What we came to is that we all need to move beyond Live Only.
Voice can be a lot more useful to people if it was as flexible in time as text is.
To give users the most efficient voice communication experience, we have to unlock the constraints of time, thankfully it turns out that computers are already pretty good at this.
In the same way that DVRs like TiVO have changed the user experience of television through time shifting, we can provide a new and more useful user experience for voice communication by doing time shifting in both directions.
Right now, there is some crude time shifting available for voice: voicemail.

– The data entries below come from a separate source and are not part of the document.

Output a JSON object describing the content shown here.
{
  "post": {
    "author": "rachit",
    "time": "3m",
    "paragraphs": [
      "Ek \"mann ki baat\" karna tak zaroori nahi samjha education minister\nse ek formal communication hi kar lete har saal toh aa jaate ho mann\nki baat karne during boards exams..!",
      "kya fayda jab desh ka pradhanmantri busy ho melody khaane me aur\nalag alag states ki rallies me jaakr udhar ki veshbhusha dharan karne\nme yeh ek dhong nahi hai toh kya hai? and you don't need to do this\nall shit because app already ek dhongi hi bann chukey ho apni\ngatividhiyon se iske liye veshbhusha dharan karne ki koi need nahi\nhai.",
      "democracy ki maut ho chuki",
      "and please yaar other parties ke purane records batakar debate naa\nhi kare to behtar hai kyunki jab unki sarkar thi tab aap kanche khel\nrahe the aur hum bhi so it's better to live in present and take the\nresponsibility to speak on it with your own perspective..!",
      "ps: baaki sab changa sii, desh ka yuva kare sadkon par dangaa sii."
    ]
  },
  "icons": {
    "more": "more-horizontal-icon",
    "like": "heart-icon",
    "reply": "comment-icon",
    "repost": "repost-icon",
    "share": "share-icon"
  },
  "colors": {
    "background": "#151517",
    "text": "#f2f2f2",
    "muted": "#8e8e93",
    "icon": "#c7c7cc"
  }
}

It only works in one direction, and it works by first intrusively ringing a phone.
What would it mean to FULLY EMBRACE time shifting for voice communications?
Here’s a 60 second video to show you how it could work.
Pause on last frame
If coordinating dinner plans between two people using voice would have taken 7 minutes, imagine how long it would have taken for 5 people.

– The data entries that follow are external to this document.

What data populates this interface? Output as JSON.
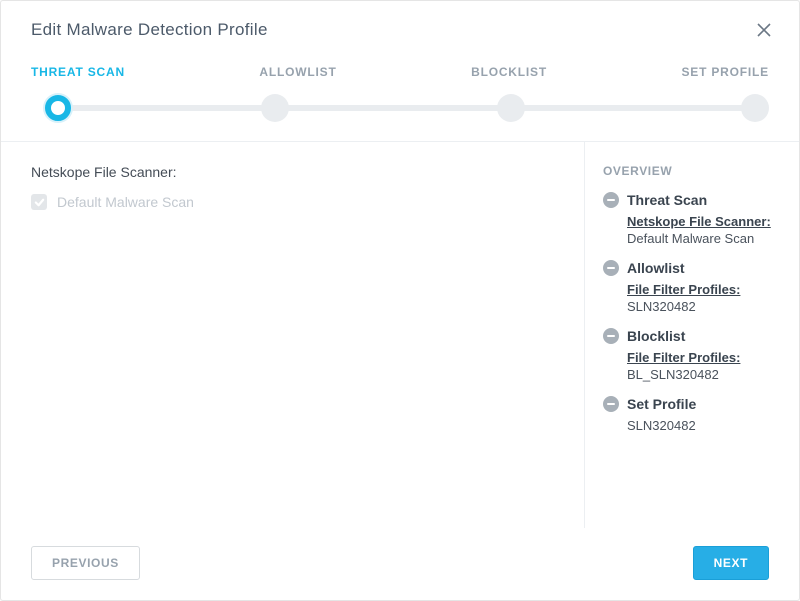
{
  "modal": {
    "title": "Edit Malware Detection Profile"
  },
  "stepper": {
    "steps": [
      "THREAT SCAN",
      "ALLOWLIST",
      "BLOCKLIST",
      "SET PROFILE"
    ]
  },
  "main": {
    "scanner_label": "Netskope File Scanner:",
    "default_scan_label": "Default Malware Scan"
  },
  "overview": {
    "title": "OVERVIEW",
    "items": [
      {
        "heading": "Threat Scan",
        "sublabel": "Netskope File Scanner:",
        "subvalue": "Default Malware Scan"
      },
      {
        "heading": "Allowlist",
        "sublabel": "File Filter Profiles:",
        "subvalue": "SLN320482"
      },
      {
        "heading": "Blocklist",
        "sublabel": "File Filter Profiles:",
        "subvalue": "BL_SLN320482"
      },
      {
        "heading": "Set Profile",
        "sublabel": "",
        "subvalue": "SLN320482"
      }
    ]
  },
  "footer": {
    "previous": "PREVIOUS",
    "next": "NEXT"
  }
}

What you just saw was one system, the same system, used for messaging, live voice, and a seamless transition between the two.
Because it is one system, there is no rendezvous problem, because there’s only one place to go.
Your non-live voice isn’t trapped in a separate messaging application, and your live voice sticks around in case you want to listen to it later.
By applying time shifting techniques to both sending and receiving, TWO WAY TIME SHIFTING, users are more efficient.
In this system, everything you say is stored in a time shifting buffer, then that buffer is synchronized with your recipients, who apply their own time shifting to what you’ve said.
With two way time shifting, you can use voice without waiting, without interrupting, and seamlessly transition into live if everybody is paying attention.
Let’s take a look at the user interface so you can see how this works.
This device looks suspiciously like an iPhone. We are not an iPhone app company, although our software does run on the iPhone. I think the iPhone UI works well and looks great, so I’m going to show you what two way time shifting could look like on that kind of device.
Sam wants to say something to Jill.
Doesn’t CALL her, doesn’t LEAVE MESSAGE.
Sam doesn’t have to wait for anything: neither Jill, nor marginal network, nor no network at all.
Now Jill and Sam have merged into the experience of a live, full-duplex phone call.
They hold their phones up to their faces and they talk.
The UI changes, but the underlying system is still doing the same thing.
This time shifting stuff is great for saving time and communicating without full attention synchronization.
But we can also help save people time that they would have spent waiting for the network, either to establish a connection, or when either party goes out of range of the network.
Modern mobile phones are increasingly powerful computers, but none of this power is being applied to make voice work better.
By utilizing storage and processing capabilities at the edges of the network, we can fix the rendezvous problem, and we can even fix dropped calls.
Of course we can’t really make the network deliver packets when there are none, but we can give the users at the edges of that network an optimal user experience when that happens.
For example, users can have some new options such as Keep Talking, knowing that their voice will make it to their recipient just as soon as the network will allow.
A key insight into the development of early packet networks, specifically internetworks, was that the edges are smart, and the middle is dumb.
If something gets lost in the dumb middle, the smart edges are capable of doing error correction and retransmission themselves.
Modern phones are capable of doing this for voice over packet networks, and it would be very useful for everybody if they would.
This is our new user experience for voice. It is a single system that supports live, non-live, and lets users move seamlessly between those two extremes.
Since text is already unlocked in time, it can be blended into the same interface.
By applying time shifting techniques to voice at the edges of the network, we can save people time and let them communicate more efficiently.